MB-73: CASE REPORT: MULTIPLE PILOMATRIXOMAS IN A SURVIVOR OF WNT+ MEDULLOBLASTOMA LEADING TO THE DISCOVERY OF A GERMLINE APC MUTATION AND THE DIAGNOSIS OF FAMILIAL ADENOMATOSIS POLYPOSIS

Pilmatrixoma is a benign neoplasm that arises from hair matrix cells and usually occurs as a solitary lesion. Solitary pilomatrixoma frequently harbors activating mutations in the B-catenin gene, leading to inhibition of B-catenin degradation and accumulation of nuclear B-catenin, which activates the WNT pathway and drives tumor formation. Multiple pilomatrixomas are rare, but can be seen in several conditions including familial adenomatous polyposis (FAP). The APC gene product is important in ubiquitin-mediated degradation of B-catenin; therefore some mutations of APC interfere with B-catenin degradation resulting in WNT activation and tumor formation, including formation of pilomatrixoma, colon cancer and other WNT driven tumors. We describe the case of an 11-year-old girl who developed multiple pilomatrixomas on her head, neck and trunk 3 years following the diagnosis and treatment of a WNT+ medulloblastoma. Her family medical history is unknown due to being adopted from the Philippines.
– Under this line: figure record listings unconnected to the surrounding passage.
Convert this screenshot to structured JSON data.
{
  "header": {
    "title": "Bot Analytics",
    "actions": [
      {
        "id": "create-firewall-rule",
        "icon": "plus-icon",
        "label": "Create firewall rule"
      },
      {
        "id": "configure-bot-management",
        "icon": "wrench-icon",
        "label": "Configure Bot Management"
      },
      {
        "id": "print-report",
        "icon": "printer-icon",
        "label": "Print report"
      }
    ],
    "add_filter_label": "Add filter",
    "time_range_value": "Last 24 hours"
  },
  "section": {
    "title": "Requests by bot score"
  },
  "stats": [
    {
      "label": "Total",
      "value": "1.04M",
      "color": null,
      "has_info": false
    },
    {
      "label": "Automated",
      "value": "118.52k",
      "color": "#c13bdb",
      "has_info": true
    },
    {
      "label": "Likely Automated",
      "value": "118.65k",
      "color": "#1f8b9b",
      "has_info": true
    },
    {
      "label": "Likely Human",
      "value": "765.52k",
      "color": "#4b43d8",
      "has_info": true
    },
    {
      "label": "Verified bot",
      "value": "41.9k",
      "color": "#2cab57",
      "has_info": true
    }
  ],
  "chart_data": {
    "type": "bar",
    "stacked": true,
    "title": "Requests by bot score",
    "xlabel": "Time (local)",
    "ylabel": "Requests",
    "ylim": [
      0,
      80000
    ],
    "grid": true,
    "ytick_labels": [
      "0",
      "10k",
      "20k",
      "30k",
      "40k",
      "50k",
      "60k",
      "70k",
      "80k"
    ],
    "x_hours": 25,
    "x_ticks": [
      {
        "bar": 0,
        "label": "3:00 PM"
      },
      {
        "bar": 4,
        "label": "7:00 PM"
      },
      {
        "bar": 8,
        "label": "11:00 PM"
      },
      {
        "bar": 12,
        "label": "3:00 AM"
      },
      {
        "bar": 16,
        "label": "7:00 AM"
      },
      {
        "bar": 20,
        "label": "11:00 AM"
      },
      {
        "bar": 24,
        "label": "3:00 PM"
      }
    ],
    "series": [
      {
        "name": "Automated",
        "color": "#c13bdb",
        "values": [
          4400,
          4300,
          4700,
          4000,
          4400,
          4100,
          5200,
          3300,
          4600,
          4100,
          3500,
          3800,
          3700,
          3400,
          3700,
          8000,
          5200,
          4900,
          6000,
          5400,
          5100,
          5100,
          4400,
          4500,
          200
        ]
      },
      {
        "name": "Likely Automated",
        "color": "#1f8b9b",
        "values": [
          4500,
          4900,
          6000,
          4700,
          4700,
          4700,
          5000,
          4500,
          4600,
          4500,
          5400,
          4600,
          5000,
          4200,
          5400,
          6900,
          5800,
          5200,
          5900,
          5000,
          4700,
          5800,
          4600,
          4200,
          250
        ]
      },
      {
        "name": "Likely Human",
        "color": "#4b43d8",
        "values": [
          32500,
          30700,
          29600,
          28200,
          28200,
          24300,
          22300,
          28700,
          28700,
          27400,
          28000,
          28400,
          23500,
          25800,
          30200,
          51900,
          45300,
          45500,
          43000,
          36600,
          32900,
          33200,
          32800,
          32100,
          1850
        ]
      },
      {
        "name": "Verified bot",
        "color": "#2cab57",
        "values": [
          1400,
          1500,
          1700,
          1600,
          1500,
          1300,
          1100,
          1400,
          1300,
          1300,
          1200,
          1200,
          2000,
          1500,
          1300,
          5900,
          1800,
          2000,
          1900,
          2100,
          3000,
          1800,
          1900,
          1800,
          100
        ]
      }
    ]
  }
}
Because of the known association of multiple pilomatrixomas and FAP, and the known association of medulloblastoma and FAP, she underwent genetic testing and was found to have a pathogenic germline mutation of the APC gene (c.595dupG (p.Ala199Glyfs*53)) which is consistent with a diagnosis of autosomal dominant familial adenomatous polyposis. The patient will now undergo regular surveillance for FAP related cancers, which may be potentially lifesaving. This is the first reported case of multiple pilomatrixomas in association with medulloblastoma.